Two critical invariants

These two rules are load-bearing throughout the codebase — get them wrong and predictions double-count scale or lose the sign structure.

  1. Scaling is applied exactly once, at the StagePredictor level, via scaling_plus/scaling_minus from the OLS backfit. GridTensor::predict_unscaled and extract_two_tensor_predictions_unscaled deliberately return unscaled \(\tilde{m}_+\)/\(\tilde{m}_-\); the legacy GridTensor::scaling field is ignored in two-tensor mode (set to 1.0). Do not multiply by it.

  2. Positivity: \(\lambda_+,\lambda_-\ge 0\) and \(b\ge 0\), so \(\tilde{m}_+,\tilde{m}_-\ge 0\). This removes the sign ambiguity of unconstrained tensor decompositions; signed effects come only from the \(\tilde{m}_+ - \tilde{m}_-\) difference. Enforced by clamping in the solver (solve_two_tensor); checked in tests/forest.rs and tests/stage1_positive_only.rs.
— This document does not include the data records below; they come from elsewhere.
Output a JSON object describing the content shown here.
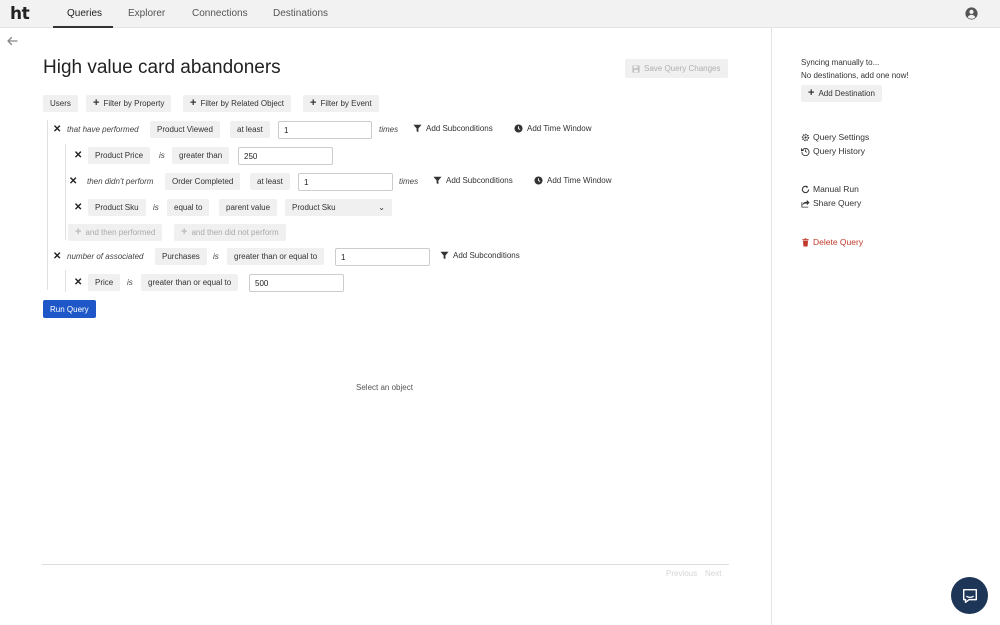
{
  "nav": {
    "logo": "ht",
    "tabs": [
      {
        "label": "Queries",
        "active": true
      },
      {
        "label": "Explorer",
        "active": false
      },
      {
        "label": "Connections",
        "active": false
      },
      {
        "label": "Destinations",
        "active": false
      }
    ]
  },
  "query": {
    "title": "High value card abandoners",
    "save_label": "Save Query Changes",
    "run_label": "Run Query",
    "empty_message": "Select an object",
    "pagination": {
      "previous": "Previous",
      "next": "Next"
    }
  },
  "filters": {
    "object": "Users",
    "by_property": "Filter by Property",
    "by_related": "Filter by Related Object",
    "by_event": "Filter by Event"
  },
  "conditions": {
    "c1": {
      "prefix": "that have performed",
      "event": "Product Viewed",
      "operator": "at least",
      "value": "1",
      "suffix": "times",
      "add_sub": "Add Subconditions",
      "add_time": "Add Time Window"
    },
    "c1_sub": {
      "property": "Product Price",
      "is": "is",
      "operator": "greater than",
      "value": "250"
    },
    "c2": {
      "prefix": "then didn't perform",
      "event": "Order Completed",
      "operator": "at least",
      "value": "1",
      "suffix": "times",
      "add_sub": "Add Subconditions",
      "add_time": "Add Time Window"
    },
    "c2_sub": {
      "property": "Product Sku",
      "is": "is",
      "operator": "equal to",
      "mode": "parent value",
      "value": "Product Sku"
    },
    "then_performed": "and then performed",
    "then_not_performed": "and then did not perform",
    "c3": {
      "prefix": "number of associated",
      "object": "Purchases",
      "is": "is",
      "operator": "greater than or equal to",
      "value": "1",
      "add_sub": "Add Subconditions"
    },
    "c3_sub": {
      "property": "Price",
      "is": "is",
      "operator": "greater than or equal to",
      "value": "500"
    }
  },
  "sidebar": {
    "sync_line1": "Syncing manually to...",
    "sync_line2": "No destinations, add one now!",
    "add_destination": "Add Destination",
    "query_settings": "Query Settings",
    "query_history": "Query History",
    "manual_run": "Manual Run",
    "share_query": "Share Query",
    "delete_query": "Delete Query"
  },
  "colors": {
    "primary": "#1f57c9",
    "danger": "#c0392b",
    "chat": "#1d3557"
  }
}
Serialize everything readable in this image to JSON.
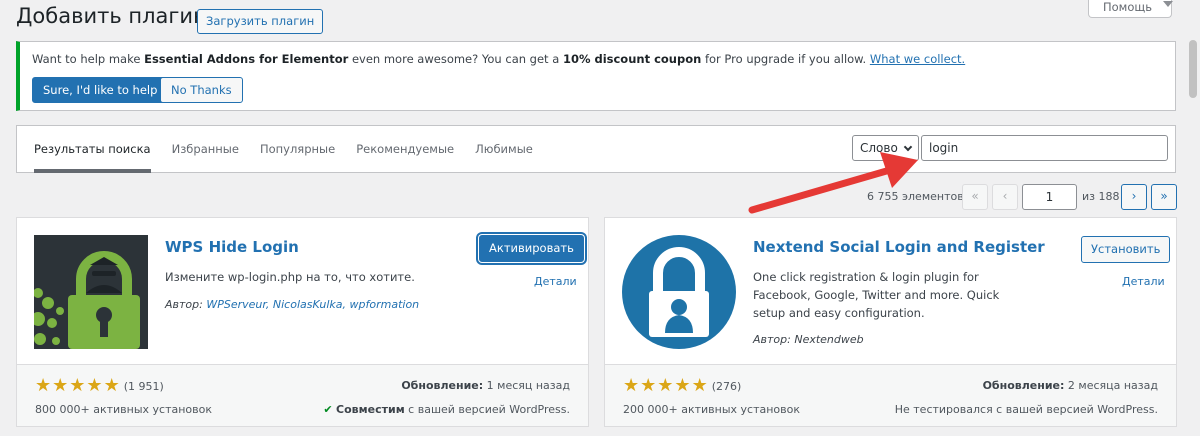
{
  "header": {
    "title": "Добавить плагины",
    "upload_label": "Загрузить плагин",
    "help_label": "Помощь"
  },
  "notice": {
    "text_1": "Want to help make ",
    "bold_1": "Essential Addons for Elementor",
    "text_2": " even more awesome? You can get a ",
    "bold_2": "10% discount coupon",
    "text_3": " for Pro upgrade if you allow. ",
    "link": "What we collect.",
    "accept_label": "Sure, I'd like to help",
    "decline_label": "No Thanks",
    "accent_color": "#00a32a"
  },
  "filter": {
    "tabs": [
      {
        "label": "Результаты поиска",
        "active": true
      },
      {
        "label": "Избранные",
        "active": false
      },
      {
        "label": "Популярные",
        "active": false
      },
      {
        "label": "Рекомендуемые",
        "active": false
      },
      {
        "label": "Любимые",
        "active": false
      }
    ],
    "type_select": "Слово",
    "search_value": "login"
  },
  "pagination": {
    "count": "6 755 элементов",
    "first": "«",
    "prev": "‹",
    "current_page": "1",
    "of_label": "из 188",
    "next": "›",
    "last": "»"
  },
  "plugins": [
    {
      "name": "WPS Hide Login",
      "action": "Активировать",
      "details": "Детали",
      "description": "Измените wp-login.php на то, что хотите.",
      "author_prefix": "Автор: ",
      "author": "WPServeur, NicolasKulka, wpformation",
      "rating": 5,
      "rating_count": "(1 951)",
      "installs": "800 000+ активных установок",
      "updated_label": "Обновление:",
      "updated": " 1 месяц назад",
      "compat_bold": "Совместим",
      "compat_text": " с вашей версией WordPress.",
      "icon": "padlock-spy-icon"
    },
    {
      "name": "Nextend Social Login and Register",
      "action": "Установить",
      "details": "Детали",
      "description": "One click registration & login plugin for Facebook, Google, Twitter and more. Quick setup and easy configuration.",
      "author_prefix": "Автор: ",
      "author": "Nextendweb",
      "rating": 5,
      "rating_count": "(276)",
      "installs": "200 000+ активных установок",
      "updated_label": "Обновление:",
      "updated": " 2 месяца назад",
      "compat_text": "Не тестировался с вашей версией WordPress.",
      "icon": "padlock-user-icon"
    }
  ],
  "colors": {
    "brand": "#2271b1",
    "star": "#dba617",
    "annotation_arrow": "#e53935"
  }
}
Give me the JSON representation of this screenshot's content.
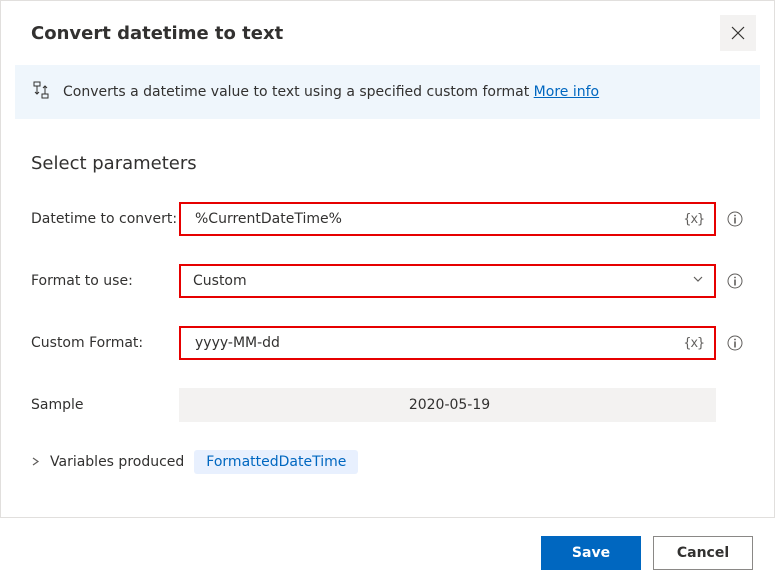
{
  "header": {
    "title": "Convert datetime to text"
  },
  "info": {
    "text": "Converts a datetime value to text using a specified custom format ",
    "more_label": "More info"
  },
  "section": {
    "title": "Select parameters"
  },
  "fields": {
    "datetime": {
      "label": "Datetime to convert:",
      "value": "%CurrentDateTime%"
    },
    "format": {
      "label": "Format to use:",
      "value": "Custom"
    },
    "custom": {
      "label": "Custom Format:",
      "value": "yyyy-MM-dd"
    },
    "sample": {
      "label": "Sample",
      "value": "2020-05-19"
    }
  },
  "vars": {
    "label": "Variables produced",
    "chip": "FormattedDateTime"
  },
  "footer": {
    "save": "Save",
    "cancel": "Cancel"
  }
}
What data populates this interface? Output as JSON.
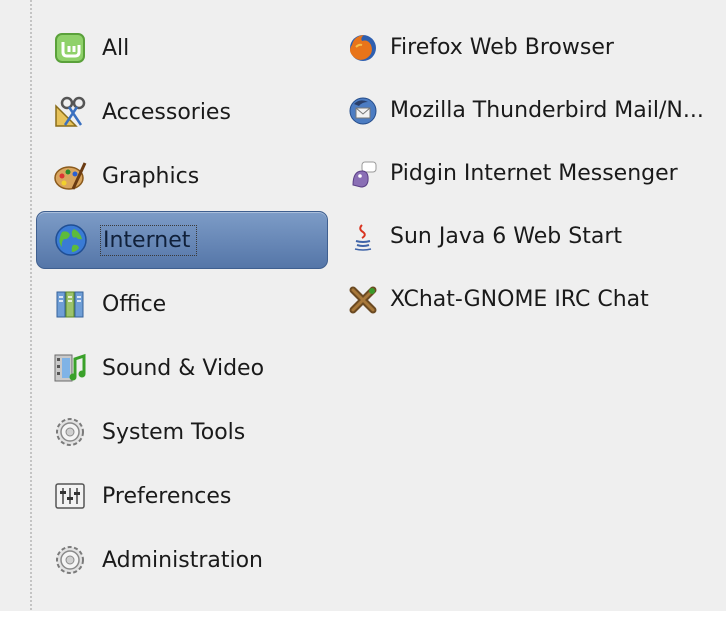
{
  "categories": [
    {
      "label": "All",
      "icon": "mint-all-icon"
    },
    {
      "label": "Accessories",
      "icon": "accessories-icon"
    },
    {
      "label": "Graphics",
      "icon": "graphics-palette-icon"
    },
    {
      "label": "Internet",
      "icon": "internet-globe-icon",
      "selected": true
    },
    {
      "label": "Office",
      "icon": "office-icon"
    },
    {
      "label": "Sound & Video",
      "icon": "sound-video-icon"
    },
    {
      "label": "System Tools",
      "icon": "system-tools-gear-icon"
    },
    {
      "label": "Preferences",
      "icon": "preferences-icon"
    },
    {
      "label": "Administration",
      "icon": "administration-gear-icon"
    }
  ],
  "apps": [
    {
      "label": "Firefox Web Browser",
      "icon": "firefox-icon"
    },
    {
      "label": "Mozilla Thunderbird Mail/N...",
      "icon": "thunderbird-icon"
    },
    {
      "label": "Pidgin Internet Messenger",
      "icon": "pidgin-icon"
    },
    {
      "label": "Sun Java 6 Web Start",
      "icon": "java-icon"
    },
    {
      "label": "XChat-GNOME IRC Chat",
      "icon": "xchat-icon"
    }
  ],
  "colors": {
    "selection": "#5a7bab",
    "background": "#efefef"
  }
}
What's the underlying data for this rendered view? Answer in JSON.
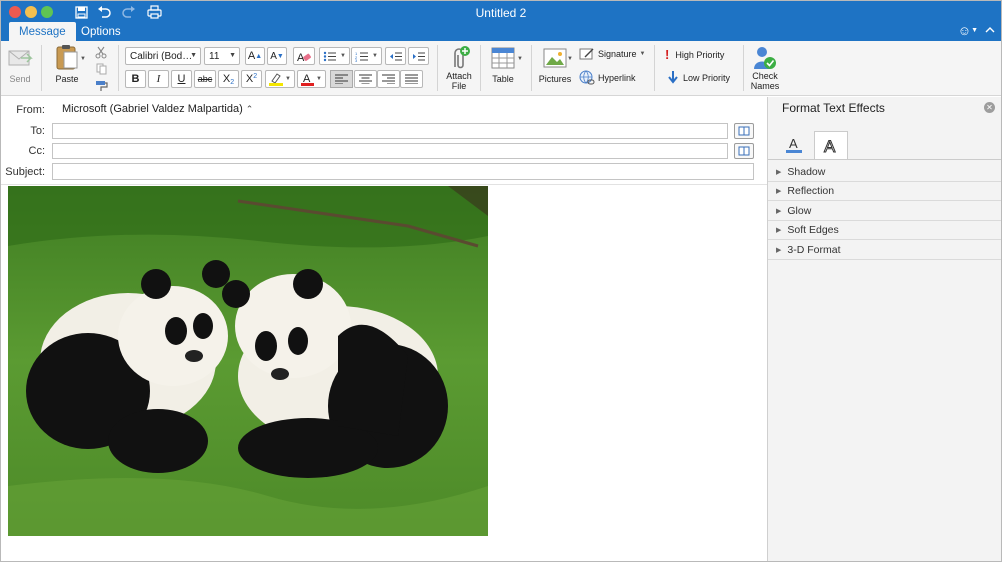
{
  "window": {
    "title": "Untitled 2"
  },
  "tabs": [
    {
      "label": "Message"
    },
    {
      "label": "Options"
    }
  ],
  "ribbon": {
    "send": "Send",
    "paste": "Paste",
    "font_name": "Calibri (Bod…",
    "font_size": "11",
    "bold": "B",
    "italic": "I",
    "underline": "U",
    "strikethrough": "abc",
    "subscript": "X",
    "subscript_mark": "2",
    "superscript": "X",
    "superscript_mark": "2",
    "attach_file": "Attach File",
    "table": "Table",
    "pictures": "Pictures",
    "signature": "Signature",
    "hyperlink": "Hyperlink",
    "high_priority": "High Priority",
    "low_priority": "Low Priority",
    "check_names": "Check Names"
  },
  "compose": {
    "from_label": "From:",
    "from_value": "Microsoft (Gabriel Valdez Malpartida)",
    "to_label": "To:",
    "to_value": "",
    "cc_label": "Cc:",
    "cc_value": "",
    "subject_label": "Subject:",
    "subject_value": "",
    "body_image": "two giant panda cubs sitting on grass"
  },
  "pane": {
    "title": "Format Text Effects",
    "sections": [
      {
        "label": "Shadow"
      },
      {
        "label": "Reflection"
      },
      {
        "label": "Glow"
      },
      {
        "label": "Soft Edges"
      },
      {
        "label": "3-D Format"
      }
    ]
  },
  "colors": {
    "titlebar": "#1e73c4",
    "ribbon": "#f5f5f5",
    "highlight": "#f4e600",
    "font_color": "#e02020",
    "pane_bg": "#f3f3f3"
  }
}
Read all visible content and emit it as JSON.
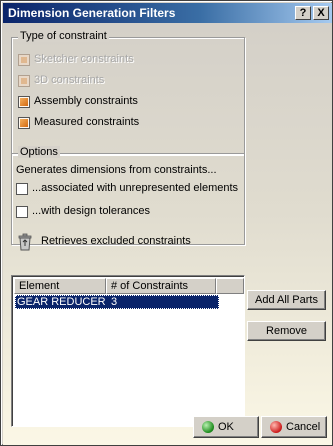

The action/reducer pattern

Grid-tensor fitting (src/grid_tensor/) is structured as an action/reducer loop over a mutable FittingState:

  • a SplitStrategy (splitting.rs: Random / Best / TopK) proposes a FittingAction (ApplySplit, ApplyResplit, ApplyMerge, ApplyScaling, Terminate, Composite);
  • fitting_reducer (reducer.rs) applies it, calling the RefinementStrategy (refinement.rs: L2Refinement / HuberRefinement) which solves the per-node \(2\times2\) problem via two_tensor_solver.rs.

This separation keeps the fit loop testable and modular. Details on GridTensor.

The builder pattern

Hyperparameters use fluent builders throughout, nested to mirror the hierarchy:

TSLBoostedParamsBuilder        (src/forest/params.rs)        — epochs, decay, seed, visualdb
  └── StagePredictorParamsBuilder   (src/stage_predictor/params.rs)  — n_trees, aggregation, similarity
        └── GridTensorParamsBuilder (src/grid_tensor/params.rs)      — n_iter, split + refinement params
              ├── SplitStrategyParamsBuilder
              └── RefinementStrategyParamsBuilder

The Python TSL.fit(...) classmethod takes flat hyperparameters and maps them onto these builders; see Python API and the Hyperparameters reference.

Feature flags

Default features are use-rayon (parallel bag fitting) and evo-logging (SQLite split logging — see Logging). The core is pure Rust and needs no system libraries to build. See Getting started.